西濵
グラスウールといえば、昔は壁の中に詰め込むような施工方法も多くなされていた印象があります。
布井
昔のモルタルの塗り壁などに入れ込むと、通気層がなくて、湿気がたまる事もありましたね。マット式のものでも10Kで50㎜という仕様で、コシがなかったりもしました。適当に施工しても入っちゃったと思うんです。
西濵
僕自身、リフォームを手掛けることが多いのですが、壁を開けてみるとズレ落ちているということもよくありますね。
布井
リフォームといえば、西濵先生も度々出演されているテレビ朝日系「大改造!! 劇的ビフォーアフター」の放送が始まった当初、作業を始めてみると、壁の中から黒ずんだり、ズレ落ちたグラスウールが出てくる場面が何度かありました。
西濵
防湿気密をしっかり保っていないから、内部結露が起こって水を吸ってしまっていたんでしょうね。
布井
そうなんです。その当時、グラスウールのシェアは高かったのですが、外断熱の人気も高まってきていたタイミングだったので「これはなんとかしないといけないな」と思って、ガラス繊維製品の製造事業を営む企業で組織する「硝子繊維協会」で、2007年に施工講習会制度を設けました。

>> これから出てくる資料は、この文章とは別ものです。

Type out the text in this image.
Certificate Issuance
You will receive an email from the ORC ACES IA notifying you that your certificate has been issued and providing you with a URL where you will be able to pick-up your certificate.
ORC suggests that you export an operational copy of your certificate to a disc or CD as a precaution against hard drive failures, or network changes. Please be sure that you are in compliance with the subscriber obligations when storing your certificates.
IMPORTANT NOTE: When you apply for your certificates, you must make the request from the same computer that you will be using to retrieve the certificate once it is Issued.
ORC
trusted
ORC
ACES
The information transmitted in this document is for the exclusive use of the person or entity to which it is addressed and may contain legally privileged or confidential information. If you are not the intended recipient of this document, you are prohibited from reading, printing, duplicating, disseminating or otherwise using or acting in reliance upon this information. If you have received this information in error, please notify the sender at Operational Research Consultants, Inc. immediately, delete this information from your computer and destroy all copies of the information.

今年12年目を迎え、受講者も累計で1万人ほどになりました。
西濵
硝子繊維協会では、そのほかにどんな活動を行っているんですか?
布井
たとえば、グラスウールの充填断熱工法で建てられた家の外壁を開けて、内部に施工されているグラスウール断熱材がどのような状態になっているか公開検証を行いました。東北、関東、甲信越の7~26年経過した住宅6件で、施工状態、通気による汚れ、湿気の有無、断熱性能などについてチェックしました。その結果、やはりきちんと施工されていれば、カビや結露、黒ずみなどは認められませんでしたし、断熱性能の劣化もありませんでした。検証のレポートや実際の写真に加えて、グラスウール充填断熱工事の手順とポイントなどを冊子にして配布もしました。建築士のみなさんにも、一度お読みいただき、頭の片隅に置いていただければと思います。
グラスウール断熱材は性能が変わらない!?
硝子繊維協会において、建築後約18~22年経った木造住宅の壁の中のグラスウールを調べたところ、寸法、断熱性能とも変化なく、新築時と変わらない性能を保っていました。

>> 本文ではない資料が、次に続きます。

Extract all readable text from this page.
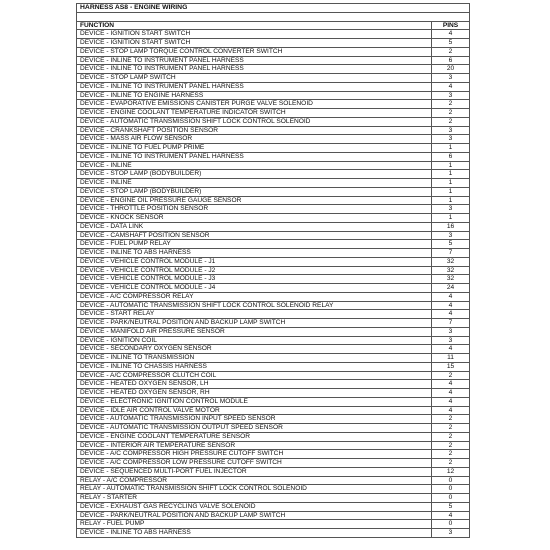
HARNESS AS8 - ENGINE WIRING	

FUNCTION	PINS
DEVICE - IGNITION START SWITCH	4
DEVICE - IGNITION START SWITCH	5
DEVICE - STOP LAMP TORQUE CONTROL CONVERTER SWITCH	2
DEVICE - INLINE TO INSTRUMENT PANEL HARNESS	6
DEVICE - INLINE TO INSTRUMENT PANEL HARNESS	20
DEVICE - STOP LAMP SWITCH	3
DEVICE - INLINE TO INSTRUMENT PANEL HARNESS	4
DEVICE - INLINE TO ENGINE HARNESS	3
DEVICE - EVAPORATIVE EMISSIONS CANISTER PURGE VALVE SOLENOID	2
DEVICE - ENGINE COOLANT TEMPERATURE INDICATOR SWITCH	2
DEVICE - AUTOMATIC TRANSMISSION SHIFT LOCK CONTROL SOLENOID	2
DEVICE - CRANKSHAFT POSITION SENSOR	3
DEVICE - MASS AIR FLOW SENSOR	3
DEVICE - INLINE TO FUEL PUMP PRIME	1
DEVICE - INLINE TO INSTRUMENT PANEL HARNESS	6
DEVICE - INLINE	1
DEVICE - STOP LAMP (BODYBUILDER)	1
DEVICE - INLINE	1
DEVICE - STOP LAMP (BODYBUILDER)	1
DEVICE - ENGINE OIL PRESSURE GAUGE SENSOR	1
DEVICE - THROTTLE POSITION SENSOR	3
DEVICE - KNOCK SENSOR	1
DEVICE - DATA LINK	16
DEVICE - CAMSHAFT POSITION SENSOR	3
DEVICE - FUEL PUMP RELAY	5
DEVICE - INLINE TO ABS HARNESS	7
DEVICE - VEHICLE CONTROL MODULE - J1	32
DEVICE - VEHICLE CONTROL MODULE - J2	32
DEVICE - VEHICLE CONTROL MODULE - J3	32
DEVICE - VEHICLE CONTROL MODULE - J4	24
DEVICE - A/C COMPRESSOR RELAY	4
DEVICE - AUTOMATIC TRANSMISSION SHIFT LOCK CONTROL SOLENOID RELAY	4
DEVICE - START RELAY	4
DEVICE - PARK/NEUTRAL POSITION AND BACKUP LAMP SWITCH	7
DEVICE - MANIFOLD AIR PRESSURE SENSOR	3
DEVICE - IGNITION COIL	3
DEVICE - SECONDARY OXYGEN SENSOR	4
DEVICE - INLINE TO TRANSMISSION	11
DEVICE - INLINE TO CHASSIS HARNESS	15
DEVICE - A/C COMPRESSOR CLUTCH COIL	2
DEVICE - HEATED OXYGEN SENSOR, LH	4
DEVICE - HEATED OXYGEN SENSOR, RH	4
DEVICE - ELECTRONIC IGNITION CONTROL MODULE	4
DEVICE - IDLE AIR CONTROL VALVE MOTOR	4
DEVICE - AUTOMATIC TRANSMISSION INPUT SPEED SENSOR	2
DEVICE - AUTOMATIC TRANSMISSION OUTPUT SPEED SENSOR	2
DEVICE - ENGINE COOLANT TEMPERATURE SENSOR	2
DEVICE - INTERIOR AIR TEMPERATURE SENSOR	2
DEVICE - A/C COMPRESSOR HIGH PRESSURE CUTOFF SWITCH	2
DEVICE - A/C COMPRESSOR LOW PRESSURE CUTOFF SWITCH	2
DEVICE - SEQUENCED MULTI-PORT FUEL INJECTOR	12
RELAY - A/C COMPRESSOR	0
RELAY - AUTOMATIC TRANSMISSION SHIFT LOCK CONTROL SOLENOID	0
RELAY - STARTER	0
DEVICE - EXHAUST GAS RECYCLING VALVE SOLENOID	5
DEVICE - PARK/NEUTRAL POSITION AND BACKUP LAMP SWITCH	4
RELAY - FUEL PUMP	0
DEVICE - INLINE TO ABS HARNESS	3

黒ずんだ透湿防水シートを切り開いてグラスウールの状態を見ましたが、グラスウールは驚くほどきれいな状態でした。
グラスウールをめくり防湿フィルム側もチェック。カビの発生は見られず、結露の形跡もありません。
西壁を剥がしグラスウールの状況を確認。26年経過していますが状態は良く、結露の痕跡はありません。
厚さを測定したところ50mm以上あり、竣工当時の厚さが確保されていました。